Von Monika Seynsche | 07.12.2012
    Die kleine graue Propeller-Maschine überfliegt eine endlos scheinende grünbraune Ebene, durchlöchert von unzähligen kleinen Seen und Tümpeln. Im Dunst des Horizonts verschwindet das Land gen Norden im Meer. Der Anblick ist Charles Miller vom Jet Propulsion Laboratory der Nasa vertraut. Den Sommer über haben er und seine Kollegen jeden Monat zwei Wochen an Bord des kleinen Flugzeugs verbracht.

    "Wir nutzen einen sehr robuster Flugzeugtyp mit zwei Propellern, der oft in der Arktis eingesetzt wird. Aus unserem Flugzeug haben wir aber alle Sitzreihen herausgenommen und es mit unseren Instrumenten ausgestattet. Es sieht im Inneren also ganz anders aus, als Sie sich ein normales Flugzeug vorstellen."

    Im Sommer taut die Oberfläche der Permafrostböden auf. Durch das Eis im Untergrund kann das Wasser nicht abfließen und die Tundra Alaskas verwandelt sich in eine unzugängliche Sumpflandschaft. Mit dem Dalton Highway durchzieht nur eine einzige Straße ein Gebiet, fast so groß wie Deutschland.

    "Schätzungen gehen davon aus, das in der Permafrostböden der Arktis bis zu 1500 Milliarden Tonnen Kohlenstoff gespeichert sind. Um Ihnen einen Vergleich zu geben: Seit dem Beginn der Industrialisierung sind durch die Verbrennung von Kohle, Gas und Öl insgesamt gerade einmal 350 Milliarden Tonnen Kohlenstoff freigeworden. In den arktischen Böden liegt also fünf Mal so viel Kohlenstoff, wie wir bislang durch fossile Energien in die Atmosphäre gebracht haben."

    Dieser Kohlenstoff ruht, solange die Böden gefroren sind. Tauen sie auf, fangen Mikroorganismen an, ihn umzuwandeln, in Kohlendioxid und Methan. Charles Miller und seine Kollegen untersuchen mit ihrem Flugzeug kontinuierlich Luftproben, um zu sehen, wieviel dieser Treibhausgase in die Atmosphäre gelangt.

    "Wir benutzen Laserspektrometer, mit denen wir messen, wieviel Licht von den Molekülen in unserer Probe absorbiert wird. Daraus können wir dann auf die Zahl der Moleküle schließen."

    Ähnliche Messungen laufen auch an den wenigen festen Messstationen, die es in der Arktis gibt. Aber sie können immer nur Aussagen für die direkte Umgebung der Station liefern. Satellitendaten wiederum geben zwar einen Überblick, aber keine Details. Genau diese Lücke wollen Charles Miller und seine Kollegen mit ihrer Carve genannten Mission schließen. Das graue Flugzeug soll mindestens fünf Sommer lang Daten sammeln. Schon die Ergebnisse der ersten Messflüge in diesem Sommer haben Charles Miller überrascht.

    "Wir haben gesehen, dass die Methanproduktion viel früher im Jahr einsetzt, als bisherige Untersuchungen und Modelle nahegelegt hatten.
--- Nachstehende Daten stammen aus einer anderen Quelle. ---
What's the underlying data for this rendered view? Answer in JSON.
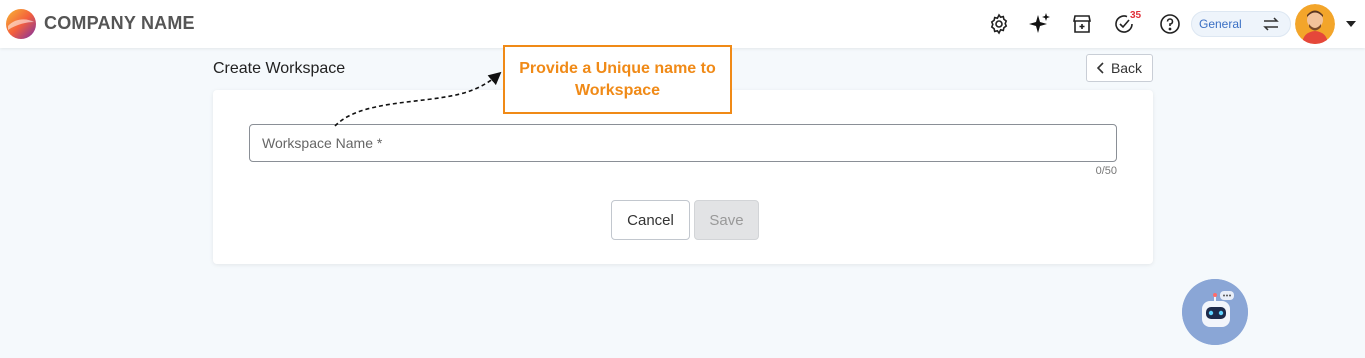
{
  "header": {
    "brand": "COMPANY NAME",
    "icons": [
      "settings-gear-icon",
      "ai-sparkle-icon",
      "store-icon",
      "tasks-check-icon",
      "help-icon"
    ],
    "tasks_badge": "35",
    "workspace_switcher": "General",
    "switch_icon": "swap-arrows-icon"
  },
  "page": {
    "title": "Create Workspace",
    "back_label": "Back"
  },
  "form": {
    "workspace_name_value": "",
    "workspace_name_placeholder": "Workspace Name *",
    "char_counter": "0/50",
    "cancel_label": "Cancel",
    "save_label": "Save",
    "save_disabled": true
  },
  "callout": {
    "text": "Provide a Unique name to Workspace"
  },
  "colors": {
    "accent_orange": "#f08a17",
    "badge_red": "#e0303a",
    "workspace_blue": "#3a6fc4",
    "page_bg": "#f5f9fc"
  }
}
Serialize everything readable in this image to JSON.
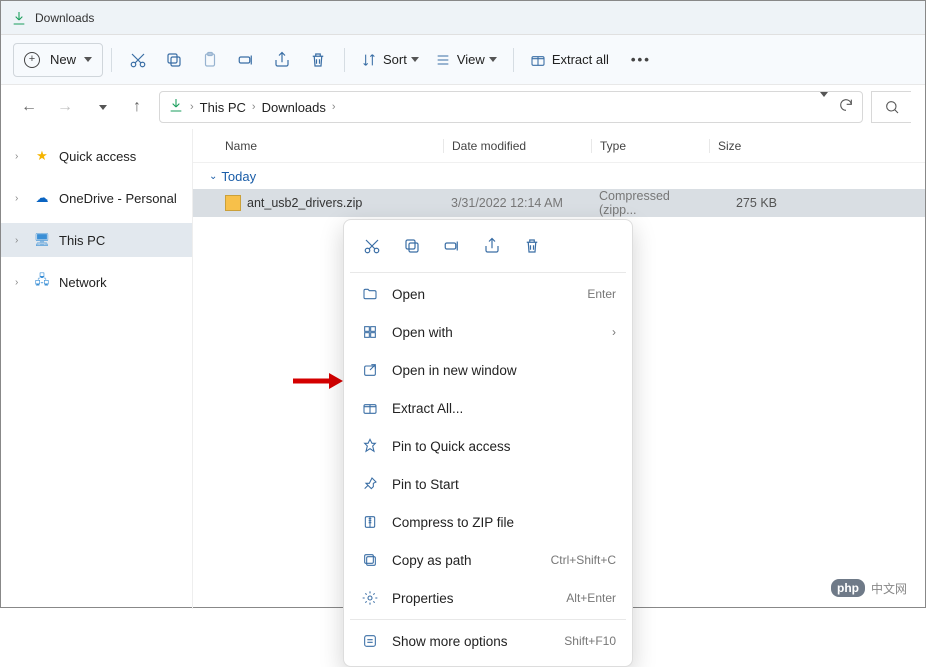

Das liegt daran, dass Schnee und Eis schmelzen und die Gase entlassen, die sich während der langsamen Abbauprozesse im Winter im Boden angesammelt haben. Es kommt dann zu regelrechten Ausbrüchen von Gas, die zwar lokal sehr begrenzt sind, aber hohe Konzentrationen erreichen können. Und das zu einem Zeitpunkt, zu dem die Landoberfläche noch zu 80 bis 90 Prozent gefroren ist: im April und Anfang Mai. Das ist viel früher als wir erwartet haben."

    Darüberhinaus variieren die Konzentrationen von Kohlendioxid und Methan von Ort zu Ort viel stärker, als die Forscher vermutet hatten. Und selbst identisch aussehende Landschaftstypen stoßen zur selben Jahreszeit unterschiedlich viel an Treibhausgasen aus. Allerdings war 2012 auch ein außergewöhnlich warmes Jahr in der Arktis. Erst die Messkampagnen der nächsten Jahre werden deshalb Aussagen über Trends und Veränderungen der Kohlenstoffemissionen aus den Permafrostböden der Arktis ermöglichen. Charles Miller wird also noch viele Male mit dem grauen Flugzeug über die Tundra Alaskas fliegen.